The Second Gilded Age Robber Barons
      The other day I came upon this terrific article, Back to the future with monopoly capitalism. I shared this with a neighbor, who was also an economics major, Back to the future with monopoly capitalism.

Dear F.E. (fellow economist, moral philosopher),

     This article hits what I've been belatedly realizing in the cycle of three Dasas (planetary cycles) in the U.S. chart -- repeating now from the late 19th century and early 20th century:  Gilded Age, contraction and finally Progressive Age.

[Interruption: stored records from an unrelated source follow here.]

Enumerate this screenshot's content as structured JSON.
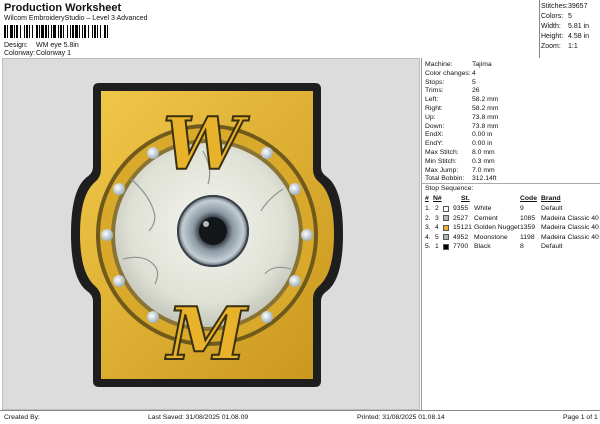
{
  "header": {
    "title": "Production Worksheet",
    "subtitle": "Wilcom EmbroideryStudio – Level 3 Advanced",
    "design_label": "Design:",
    "design_value": "WM eye 5.8in",
    "colorway_label": "Colorway:",
    "colorway_value": "Colorway 1"
  },
  "stats": [
    {
      "label": "Stitches:",
      "value": "39657"
    },
    {
      "label": "Colors:",
      "value": "5"
    },
    {
      "label": "Width:",
      "value": "5.81 in"
    },
    {
      "label": "Height:",
      "value": "4.58 in"
    },
    {
      "label": "Zoom:",
      "value": "1:1"
    }
  ],
  "machine_info": [
    {
      "label": "Machine:",
      "value": "Tajima"
    },
    {
      "label": "Color changes:",
      "value": "4"
    },
    {
      "label": "Stops:",
      "value": "5"
    },
    {
      "label": "Trims:",
      "value": "26"
    },
    {
      "label": "Left:",
      "value": "58.2 mm"
    },
    {
      "label": "Right:",
      "value": "58.2 mm"
    },
    {
      "label": "Up:",
      "value": "73.8 mm"
    },
    {
      "label": "Down:",
      "value": "73.8 mm"
    },
    {
      "label": "EndX:",
      "value": "0.00 in"
    },
    {
      "label": "EndY:",
      "value": "0.00 in"
    },
    {
      "label": "Max Stitch:",
      "value": "8.0 mm"
    },
    {
      "label": "Min Stitch:",
      "value": "0.3 mm"
    },
    {
      "label": "Max Jump:",
      "value": "7.0 mm"
    },
    {
      "label": "Total Bobbin:",
      "value": "312.14ft"
    }
  ],
  "stop_sequence": {
    "title": "Stop Sequence:",
    "columns": {
      "num": "#",
      "n": "N#",
      "st": "St.",
      "name": "",
      "code": "Code",
      "brand": "Brand"
    },
    "rows": [
      {
        "num": "1.",
        "n": "2",
        "color": "#ffffff",
        "st": "9355",
        "name": "White",
        "code": "9",
        "brand": "Default"
      },
      {
        "num": "2.",
        "n": "3",
        "color": "#b9b9b0",
        "st": "2527",
        "name": "Cement",
        "code": "1085",
        "brand": "Madeira Classic 40"
      },
      {
        "num": "3.",
        "n": "4",
        "color": "#e8b32a",
        "st": "15121",
        "name": "Golden Nugget",
        "code": "1359",
        "brand": "Madeira Classic 40"
      },
      {
        "num": "4.",
        "n": "5",
        "color": "#a9b6bb",
        "st": "4952",
        "name": "Moonstone",
        "code": "1198",
        "brand": "Madeira Classic 40"
      },
      {
        "num": "5.",
        "n": "1",
        "color": "#000000",
        "st": "7700",
        "name": "Black",
        "code": "8",
        "brand": "Default"
      }
    ]
  },
  "footer": {
    "created_by": "Created By:",
    "last_saved": "Last Saved: 31/08/2025 01.08.09",
    "printed": "Printed: 31/08/2025 01.08.14",
    "page": "Page 1 of 1"
  },
  "design_letters": {
    "top": "W",
    "bottom": "M"
  }
}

     The First Gilded Age peaked in the 1880s.  The U.S. was in contraction most of the 1890s, due to over-lending in real estate and railroads.  The First Progressive Age began in 1901under Teddy Roosevelt.  We just finished the Second Gilded Age during G.W. Bush's terms.  We're in the contraction cycle now -- caused by over-lending in real estate and automobiles.  I call this the Millennium Contraction.  The Second Progressive Age begins at the end of 2015 -- rebalancing shared democratic values.

The hit is that the First Gilded Age was characterized by robber barons creating basic industries that dominated society -- to their benefit and to the loss of "everyone else" -- steel, railroads, oil, electricity.  The Pinkertons were their bought and paid for army putting down uprisings.  Living standards in America actually when down during the closing decades of the 19th century.  Yes, the economy expanded, but at great cost, and when the First Gilded Age trusts were finally broken up in the First Progressive Age, the economy really took off.

     The Second Gilded Age is characterized by new basic industries of mostly tech.  Bill Gates, for example, is the new Andrew Carnegie.  Steve Jobs is the new John D. Rockefeller... They bought and paid for the militarized police to keep the rabble outside their security gates.  So, beyond the issue of giant corporations having monopolies and oligopolies (a small group of companies colluding to control an industry), there's the greater reality of the new robber barons who have accumulated tremendous wealth and power in creating these twenty-first century industries and are truly the enemy.  And what do they want? MORE, MORE, MORE.  From this view, Bill Gates, being the greatest monopolist in history, is also history's greatest criminal.  Of course, we don't want to forget the banks, who are always the facilitators of economic unfairness.

One day we can debate about Bill Gates.  He is, after all, a monopolist -- and Steve Jobs once famously said, "Bill Gates never invented anything."  Gates literally stole everything from others.  Too bad, though, that Jobs wasn't exactly an an angel either, but he was the Thomas Edison of our times.


     I can't believe I only began to understand this a couple of months ago.

     I've been writing about this stuff now for years and years.  See the Celestial Wheel home page, specifically History Repeats Series, and within that, you'll find Through The Second Gilded Age is the easiest and clearest exposition of this three planetary cycles (Dasas) sequence.  You know the Dasas work, for I've shown you how they have functioned in your own life.

(Note: the roaring twenties, followed by the Great Depression and then finally the post WWII economic boom may appear similar, but truly it's not. That was a different set of Dasas, and truly, the results are not consistent with what's been happening now.)